この機会に、彼との<向かわずして愛語を聴くは、肝に銘じ魂に銘ず、愛語よく回転の力あるを学すべきなり>という道元禅師の言葉や、祈りの力を信じ、病床の若き友に会いに行く決心をした。
ご自宅を訪問するとご両親と妹さんに出迎えられた。
彼は、奥の部屋、バリアフリーの完全介護設計の部屋で眠りの中にあった。
そこには、思ったより大男であって、ごっついおっさんのような顔に、すこし髭が伸びた逞しい凛々しい青年が横たわっていた。
弱々しい義経のようなイメージを抱いていたわたしには少し以外であった。
そこには、立派に成長した青年が横たわり、
「おい、和馬、こんなところで昼間っから横になって何してんだ!」と言いかけたほど、リアルな若き友の元気そうにみえる姿が、そこにあった。
声掛けに、薄目を開けて睨みつけるように「おのりゃー張ったおすぞ、子ども扱いしやがって!」と気迫さえ感じられたものであある。
そこには生きる力がみなぎり、それを表現できないもどかしさが滲み、どこか少し腹を立てているような表情を見せた。
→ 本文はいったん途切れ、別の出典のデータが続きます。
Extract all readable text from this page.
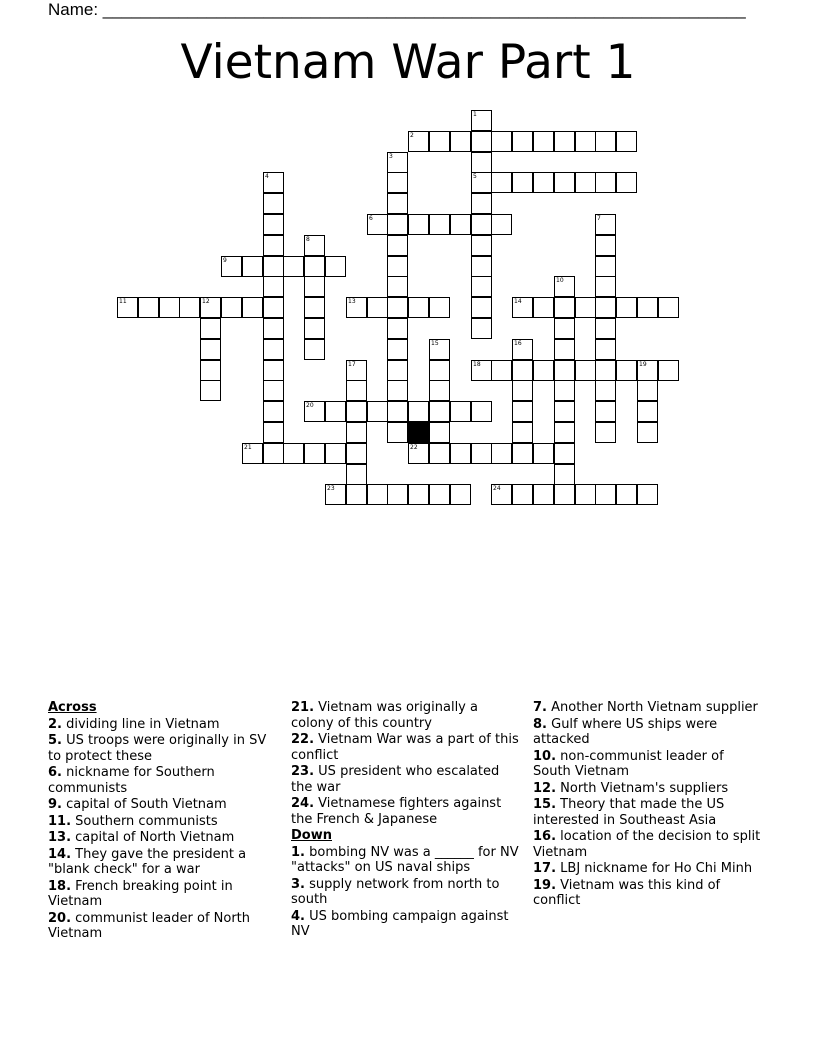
Name: ____________________________________________________________________
Vietnam War Part 1
1
5
2
3
4
6	7
8
9
10
11	12	13	14
15	16
17	18	19
20
21	22
23	24
Across
2. dividing line in Vietnam
5. US troops were originally in SV to protect these
6. nickname for Southern communists
9. capital of South Vietnam
11. Southern communists
13. capital of North Vietnam
14. They gave the president a "blank check" for a war
18. French breaking point in Vietnam
20. communist leader of North Vietnam
21. Vietnam was originally a colony of this country
22. Vietnam War was a part of this conflict
23. US president who escalated the war
24. Vietnamese fighters against the French & Japanese
Down
1. bombing NV was a ______ for NV "attacks" on US naval ships
3. supply network from north to south
4. US bombing campaign against NV
7. Another North Vietnam supplier
8. Gulf where US ships were attacked
10. non-communist leader of South Vietnam
12. North Vietnam's suppliers
15. Theory that made the US interested in Southeast Asia
16. location of the decision to split Vietnam
17. LBJ nickname for Ho Chi Minh
19. Vietnam was this kind of conflict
しかし、ガリバーが手足を縛られているように、たくさんの生命維持装置の管に縛られた彼の姿には、なにか神々しささえ感じられる威厳に満ちた、ふてぶてしささえ感じたものである。
「生きろ、目を覚ましてくれ!」 同志社ローバー仲間一人一人の願いを込め、ふたたびそっと少しぽっちゃりした、ぬくもりのある手を握りしめた。
病床の大男の固く結んだ左目の目尻にうっすらとにじんだ涙を認めた時、すべてを感じとっている若き仲間の無念さが伝わって来た。 そして感謝の気持ちが伝わって来た。
「ありがとう和馬!」 再度、手を握りしめ、また会う日まで、別れを告げた。
最後に、和馬君のお父さま 吉村 伸さんより、同志社ローバーOGOB会員・現役同志社ローバース の<絆の祈り>参加者一人ひとりへの感謝の言葉をいただいた。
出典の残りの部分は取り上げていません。